Es gibt tatsächlich ein Ziel im Beruflichen. Im Prinzip ist das Ziel schon fast erreicht, denn aktuell warte ich nur noch auf einen Vertrag, unter den ich meinen Krakel setzen darf. Da es sich um eine sehr spannende und internationale Position handelt, werden private und sportliche Ziele wohl vorerst zurückgestellt. Das soll für mich aber kein Hinderungsgrund sein. Ich fühle mich jung genug, um andere Wünsche und Träume auf später verschieben zu können.

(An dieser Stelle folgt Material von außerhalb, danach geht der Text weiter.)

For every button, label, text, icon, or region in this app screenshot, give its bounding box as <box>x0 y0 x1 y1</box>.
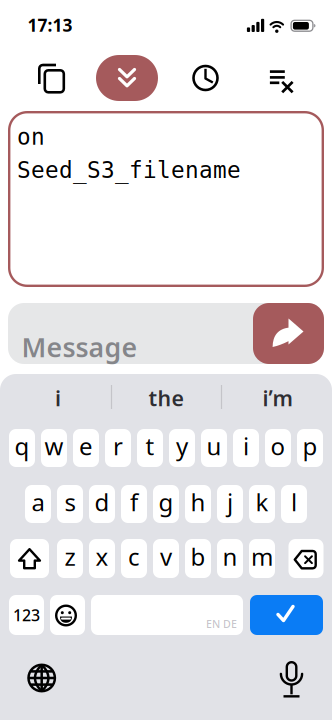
staticText: x <box>96 541 108 572</box>
button[interactable]: Space <box>91 595 243 635</box>
staticText: a <box>32 486 44 518</box>
button[interactable]: Copy <box>26 54 74 102</box>
button[interactable]: Next keyboard <box>20 656 64 700</box>
button[interactable]: History <box>182 54 230 102</box>
staticText: o <box>270 430 286 462</box>
staticText: Message <box>22 329 138 365</box>
button[interactable]: d <box>89 485 115 523</box>
button[interactable]: Shift <box>10 539 49 578</box>
button[interactable]: k <box>249 485 275 523</box>
staticText: t <box>146 430 154 462</box>
staticText: b <box>190 541 206 572</box>
button[interactable]: a <box>25 485 51 523</box>
button[interactable]: h <box>185 485 211 523</box>
button[interactable]: Emoji <box>50 595 85 635</box>
button[interactable]: f <box>121 485 147 523</box>
staticText: EN DE <box>206 617 237 631</box>
staticText: s <box>64 486 76 518</box>
staticText: j <box>227 486 233 518</box>
button[interactable]: q <box>9 429 35 467</box>
button[interactable]: j <box>217 485 243 523</box>
button[interactable]: g <box>153 485 179 523</box>
button[interactable]: i <box>233 429 259 467</box>
button[interactable]: c <box>121 539 147 578</box>
button[interactable]: Scroll to bottom <box>96 55 158 101</box>
staticText: the <box>148 384 184 412</box>
button[interactable]: the <box>116 380 216 416</box>
button[interactable]: Done <box>250 595 323 635</box>
staticText: q <box>14 430 30 462</box>
staticText: g <box>158 486 174 518</box>
button[interactable]: b <box>185 539 211 578</box>
button[interactable]: i <box>8 380 108 416</box>
staticText: on Seed_S3_filename <box>17 124 241 183</box>
staticText: i’m <box>262 384 292 412</box>
button[interactable]: z <box>57 539 83 578</box>
staticText: h <box>190 486 206 518</box>
button[interactable]: i’m <box>228 380 328 416</box>
staticText: n <box>222 541 238 572</box>
staticText: i <box>243 430 249 462</box>
button[interactable]: x <box>89 539 115 578</box>
staticText: 123 <box>13 604 40 626</box>
staticText: m <box>251 541 273 572</box>
staticText: r <box>113 430 123 462</box>
button[interactable]: r <box>105 429 131 467</box>
staticText: 17:13 <box>28 14 72 36</box>
button[interactable]: t <box>137 429 163 467</box>
button[interactable]: u <box>201 429 227 467</box>
button[interactable]: p <box>297 429 323 467</box>
button[interactable]: Delete <box>288 539 324 578</box>
staticText: z <box>64 541 76 572</box>
staticText: v <box>160 541 172 572</box>
staticText: c <box>128 541 140 572</box>
button[interactable]: o <box>265 429 291 467</box>
staticText: f <box>130 486 138 518</box>
button[interactable]: Send <box>253 303 324 364</box>
button[interactable]: Clear text <box>257 54 305 102</box>
button[interactable]: m <box>249 539 275 578</box>
staticText: d <box>94 486 110 518</box>
button[interactable]: y <box>169 429 195 467</box>
button[interactable]: Dictation <box>270 654 314 702</box>
button[interactable]: w <box>41 429 67 467</box>
button[interactable]: e <box>73 429 99 467</box>
staticText: p <box>302 430 318 462</box>
staticText: u <box>206 430 222 462</box>
button[interactable]: 123 <box>9 595 44 635</box>
button[interactable]: s <box>57 485 83 523</box>
button[interactable]: v <box>153 539 179 578</box>
staticText: l <box>291 486 297 518</box>
staticText: y <box>176 430 188 462</box>
staticText: w <box>44 430 64 462</box>
staticText: k <box>256 486 268 518</box>
staticText: e <box>79 430 93 462</box>
button[interactable]: n <box>217 539 243 578</box>
button[interactable]: l <box>281 485 307 523</box>
staticText: i <box>55 384 61 412</box>
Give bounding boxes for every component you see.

Vielen Dank Andreas, das Du dir die Zeit für dieses ausführliche Interview genommen hast. Ich nehme mal an, das sicherlich viele Daumen gedrückt werden, damit es mit deinen beruflichen und sportlichen Plänen klappt. Von mir aus auch alles Gute fürs Jahr und allen Lesern viel Spaß mit dem Interview und ein schönes Wochenende.

6 Kommentare

  1. Toll :-) Verfolge den/der/die/das Blog von Andreas von Beginn an und finde ihn klasse!! Erst recht das er den Sprung zum “Geldverdienen mit Blog” ohne Qualitätsverlust geschafft hat!
    @Andreas – Mach weiter so :-) Konzentrier Dich auf deinen Beruf, das Biken kommt von ganz alleine – ohne geht sowieso nicht :lol:

  2. Ich sehe das ähnlich wie Ralph.
    Ich lese bei Andreas eigentlich von anfang an regelmäßig. Und das, obwohl ich eher zum Laufen tendiere! ;-)

  3. Pingback: Bin ich MTB? | Trails & Bikes

  4. Wer kennt ihn nicht! Cooler Typ und Nummer 1 MTB Blog!
    Bin schon gespannt was er aus dem Liteville Rahmen zusammenzimmert.
    Bis dahin:
    - ein gesundes Knie
    - Erfolg im neuen Job
    - eine unvergessliche Alpenüberquerung

  5. @all: Schön, dass das Interview so gut bei Euch ankommt und natürlich vielen Dank für die ganzen Komplimente.
    Falls Ihr noch Fragen habt, beantworte ich die Euch gern hier in den Kommentaren.